周代の貴族は姓も氏もありましたが男性は氏のみを名のり、女性だけが姓を名のりました。女性は結婚すると実家の姓と婚家の姓を合わせて名のり、たとえば実家の姓が「王」で婚家の姓が「李」ならば「李王氏」と名のったのです。

この姓と氏の違いはその後はっきりしなくなり、やがて同一のものと見なされるようになりました。今でも氏名とか姓名とか両方使いますね。

中国の姓と日本の姓

中国人は日本人に比べて姓が少ないため同姓が多く、たとえば私の周囲だけでも「李さん」は5人います。逆に日本人は姓が多く約30万ほどあるとのことで、中国人の間でよく話題になります。
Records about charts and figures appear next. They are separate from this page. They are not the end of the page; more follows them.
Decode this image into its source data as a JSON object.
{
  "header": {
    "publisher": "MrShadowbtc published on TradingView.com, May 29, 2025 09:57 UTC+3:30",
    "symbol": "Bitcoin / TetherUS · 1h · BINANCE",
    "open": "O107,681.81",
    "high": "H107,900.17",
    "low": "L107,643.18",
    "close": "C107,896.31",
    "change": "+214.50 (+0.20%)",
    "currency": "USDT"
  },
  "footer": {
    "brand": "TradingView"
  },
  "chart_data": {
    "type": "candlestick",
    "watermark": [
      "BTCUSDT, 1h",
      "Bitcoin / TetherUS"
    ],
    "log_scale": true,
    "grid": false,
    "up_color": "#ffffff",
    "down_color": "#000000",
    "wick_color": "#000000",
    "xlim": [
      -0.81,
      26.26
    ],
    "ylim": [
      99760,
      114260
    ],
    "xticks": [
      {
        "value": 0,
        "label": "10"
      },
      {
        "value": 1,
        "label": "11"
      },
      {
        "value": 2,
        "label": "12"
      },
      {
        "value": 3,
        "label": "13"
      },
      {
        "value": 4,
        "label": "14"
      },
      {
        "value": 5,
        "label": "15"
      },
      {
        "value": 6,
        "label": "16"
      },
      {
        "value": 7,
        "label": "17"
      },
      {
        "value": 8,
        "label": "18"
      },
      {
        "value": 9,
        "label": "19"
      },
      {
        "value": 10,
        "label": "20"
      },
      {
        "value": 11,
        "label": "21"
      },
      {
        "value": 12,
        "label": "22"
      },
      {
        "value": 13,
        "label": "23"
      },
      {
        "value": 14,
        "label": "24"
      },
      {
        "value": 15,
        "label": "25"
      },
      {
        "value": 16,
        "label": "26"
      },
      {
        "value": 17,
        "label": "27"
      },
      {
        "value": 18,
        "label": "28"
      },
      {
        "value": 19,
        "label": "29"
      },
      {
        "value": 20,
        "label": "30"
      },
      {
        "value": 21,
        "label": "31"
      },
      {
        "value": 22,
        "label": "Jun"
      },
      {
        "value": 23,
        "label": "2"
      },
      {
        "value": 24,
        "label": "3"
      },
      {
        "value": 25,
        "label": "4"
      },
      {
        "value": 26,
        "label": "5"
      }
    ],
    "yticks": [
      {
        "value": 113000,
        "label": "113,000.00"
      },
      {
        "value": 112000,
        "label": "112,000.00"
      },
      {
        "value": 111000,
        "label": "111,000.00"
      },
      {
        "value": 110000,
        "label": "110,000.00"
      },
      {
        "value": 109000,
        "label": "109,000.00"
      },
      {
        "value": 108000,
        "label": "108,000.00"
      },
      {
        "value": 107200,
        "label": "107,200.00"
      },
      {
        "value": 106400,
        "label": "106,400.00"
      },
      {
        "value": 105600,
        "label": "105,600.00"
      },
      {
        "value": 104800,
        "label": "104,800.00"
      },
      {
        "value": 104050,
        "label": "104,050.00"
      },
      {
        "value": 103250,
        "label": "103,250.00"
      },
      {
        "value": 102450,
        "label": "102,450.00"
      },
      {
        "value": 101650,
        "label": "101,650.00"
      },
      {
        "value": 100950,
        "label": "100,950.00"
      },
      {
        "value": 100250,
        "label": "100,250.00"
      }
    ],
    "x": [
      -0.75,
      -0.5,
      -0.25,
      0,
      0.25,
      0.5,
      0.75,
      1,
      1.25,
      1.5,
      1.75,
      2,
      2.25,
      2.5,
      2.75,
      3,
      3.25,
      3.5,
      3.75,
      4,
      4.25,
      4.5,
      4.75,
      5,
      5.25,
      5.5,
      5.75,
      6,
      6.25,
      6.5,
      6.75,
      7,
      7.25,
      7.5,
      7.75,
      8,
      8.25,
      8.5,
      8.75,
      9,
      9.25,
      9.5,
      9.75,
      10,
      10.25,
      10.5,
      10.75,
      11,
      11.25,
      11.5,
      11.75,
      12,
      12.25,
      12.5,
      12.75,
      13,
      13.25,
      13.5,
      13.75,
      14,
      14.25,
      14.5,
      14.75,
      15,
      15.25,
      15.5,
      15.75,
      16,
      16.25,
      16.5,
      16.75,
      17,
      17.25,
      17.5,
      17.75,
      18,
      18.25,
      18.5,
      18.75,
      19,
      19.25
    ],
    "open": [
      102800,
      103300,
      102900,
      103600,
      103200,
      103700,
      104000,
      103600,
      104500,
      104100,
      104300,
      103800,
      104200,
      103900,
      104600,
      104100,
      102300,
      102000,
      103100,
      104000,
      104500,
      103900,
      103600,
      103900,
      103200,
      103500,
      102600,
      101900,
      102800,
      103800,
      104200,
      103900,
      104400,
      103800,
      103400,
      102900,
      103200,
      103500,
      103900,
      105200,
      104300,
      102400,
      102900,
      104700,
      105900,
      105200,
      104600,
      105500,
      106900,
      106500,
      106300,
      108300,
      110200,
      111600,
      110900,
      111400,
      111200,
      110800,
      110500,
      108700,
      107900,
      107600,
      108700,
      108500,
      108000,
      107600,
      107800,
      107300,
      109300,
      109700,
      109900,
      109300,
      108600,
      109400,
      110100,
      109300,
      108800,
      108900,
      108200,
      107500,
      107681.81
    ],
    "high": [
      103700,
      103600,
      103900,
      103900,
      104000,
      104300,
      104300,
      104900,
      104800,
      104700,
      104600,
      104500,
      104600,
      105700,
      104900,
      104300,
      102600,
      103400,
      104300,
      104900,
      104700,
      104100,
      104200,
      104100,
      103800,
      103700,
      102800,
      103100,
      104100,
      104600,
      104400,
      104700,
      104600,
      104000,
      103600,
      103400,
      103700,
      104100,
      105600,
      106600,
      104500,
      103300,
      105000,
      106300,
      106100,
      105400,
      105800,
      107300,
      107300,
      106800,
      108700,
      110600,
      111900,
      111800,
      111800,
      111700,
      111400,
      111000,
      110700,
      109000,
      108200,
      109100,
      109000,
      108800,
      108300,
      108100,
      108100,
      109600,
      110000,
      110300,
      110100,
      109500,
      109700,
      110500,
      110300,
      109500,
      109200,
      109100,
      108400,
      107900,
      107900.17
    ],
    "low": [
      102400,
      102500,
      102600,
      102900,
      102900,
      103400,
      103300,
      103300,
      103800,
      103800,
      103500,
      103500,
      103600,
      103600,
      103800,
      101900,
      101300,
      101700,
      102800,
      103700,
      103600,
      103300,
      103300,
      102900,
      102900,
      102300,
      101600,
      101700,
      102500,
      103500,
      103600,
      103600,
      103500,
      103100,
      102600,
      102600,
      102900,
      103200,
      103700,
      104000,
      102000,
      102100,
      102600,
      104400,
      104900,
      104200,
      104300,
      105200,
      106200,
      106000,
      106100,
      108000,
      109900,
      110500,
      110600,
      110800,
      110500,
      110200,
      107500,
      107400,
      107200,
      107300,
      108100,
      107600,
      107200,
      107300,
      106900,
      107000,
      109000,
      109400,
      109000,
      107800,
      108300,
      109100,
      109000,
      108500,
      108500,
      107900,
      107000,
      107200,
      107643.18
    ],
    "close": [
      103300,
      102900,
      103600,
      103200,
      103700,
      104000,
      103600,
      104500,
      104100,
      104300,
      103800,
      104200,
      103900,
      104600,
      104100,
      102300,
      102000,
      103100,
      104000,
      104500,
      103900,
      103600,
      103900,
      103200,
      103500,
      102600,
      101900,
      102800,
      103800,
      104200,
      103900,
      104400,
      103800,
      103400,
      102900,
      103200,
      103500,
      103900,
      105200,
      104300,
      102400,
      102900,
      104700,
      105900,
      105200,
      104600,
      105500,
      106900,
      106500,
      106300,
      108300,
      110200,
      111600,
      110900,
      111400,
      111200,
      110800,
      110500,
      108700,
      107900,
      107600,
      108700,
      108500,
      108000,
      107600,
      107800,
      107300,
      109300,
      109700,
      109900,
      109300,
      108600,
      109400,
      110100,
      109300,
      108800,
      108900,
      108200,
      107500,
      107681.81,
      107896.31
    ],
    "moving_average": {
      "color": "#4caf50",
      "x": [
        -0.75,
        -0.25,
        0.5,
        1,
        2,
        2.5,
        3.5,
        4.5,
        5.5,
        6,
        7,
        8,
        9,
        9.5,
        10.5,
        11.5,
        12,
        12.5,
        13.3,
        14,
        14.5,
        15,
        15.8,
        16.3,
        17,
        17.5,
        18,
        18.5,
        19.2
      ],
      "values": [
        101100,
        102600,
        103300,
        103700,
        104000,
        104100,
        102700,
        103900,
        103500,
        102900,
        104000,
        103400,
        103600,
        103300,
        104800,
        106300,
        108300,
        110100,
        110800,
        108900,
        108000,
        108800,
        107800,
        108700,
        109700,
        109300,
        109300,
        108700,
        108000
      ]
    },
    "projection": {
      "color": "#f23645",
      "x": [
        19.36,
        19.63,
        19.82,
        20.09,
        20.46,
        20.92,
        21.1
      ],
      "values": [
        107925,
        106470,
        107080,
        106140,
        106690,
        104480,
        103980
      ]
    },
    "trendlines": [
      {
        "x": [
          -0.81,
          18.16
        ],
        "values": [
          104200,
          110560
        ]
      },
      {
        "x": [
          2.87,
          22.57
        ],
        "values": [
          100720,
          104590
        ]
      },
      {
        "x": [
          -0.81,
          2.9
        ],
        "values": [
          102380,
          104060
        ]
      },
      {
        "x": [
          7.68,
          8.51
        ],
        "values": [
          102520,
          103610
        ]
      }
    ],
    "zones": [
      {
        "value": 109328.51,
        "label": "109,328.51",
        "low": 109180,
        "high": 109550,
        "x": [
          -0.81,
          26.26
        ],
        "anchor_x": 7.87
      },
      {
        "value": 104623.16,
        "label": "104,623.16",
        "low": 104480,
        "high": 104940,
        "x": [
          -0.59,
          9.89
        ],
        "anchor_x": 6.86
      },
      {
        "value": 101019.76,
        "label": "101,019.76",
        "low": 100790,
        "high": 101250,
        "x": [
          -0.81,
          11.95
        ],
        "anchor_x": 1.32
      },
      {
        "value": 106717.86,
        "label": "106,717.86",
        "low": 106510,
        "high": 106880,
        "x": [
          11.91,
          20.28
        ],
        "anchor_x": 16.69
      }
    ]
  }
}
現在中国で「単姓」(漢字1つの姓)は4700余で、「複姓」(漢字2つの姓)は100余。非常に多い単姓は、張・王・李・趙・劉で、「張王李趙遍地劉」(張王李趙いたるところに劉…最後の劉は流とかけていて、張王李趙劉はいたるとことを流れている、という意味になります)という言い方があるほどです。わりに多い複姓には、諸葛・欧陽・公孫などがあります。

13億以上の人が暮らす中国で姓が6000足らずでは必然的に同姓同名が多くなります。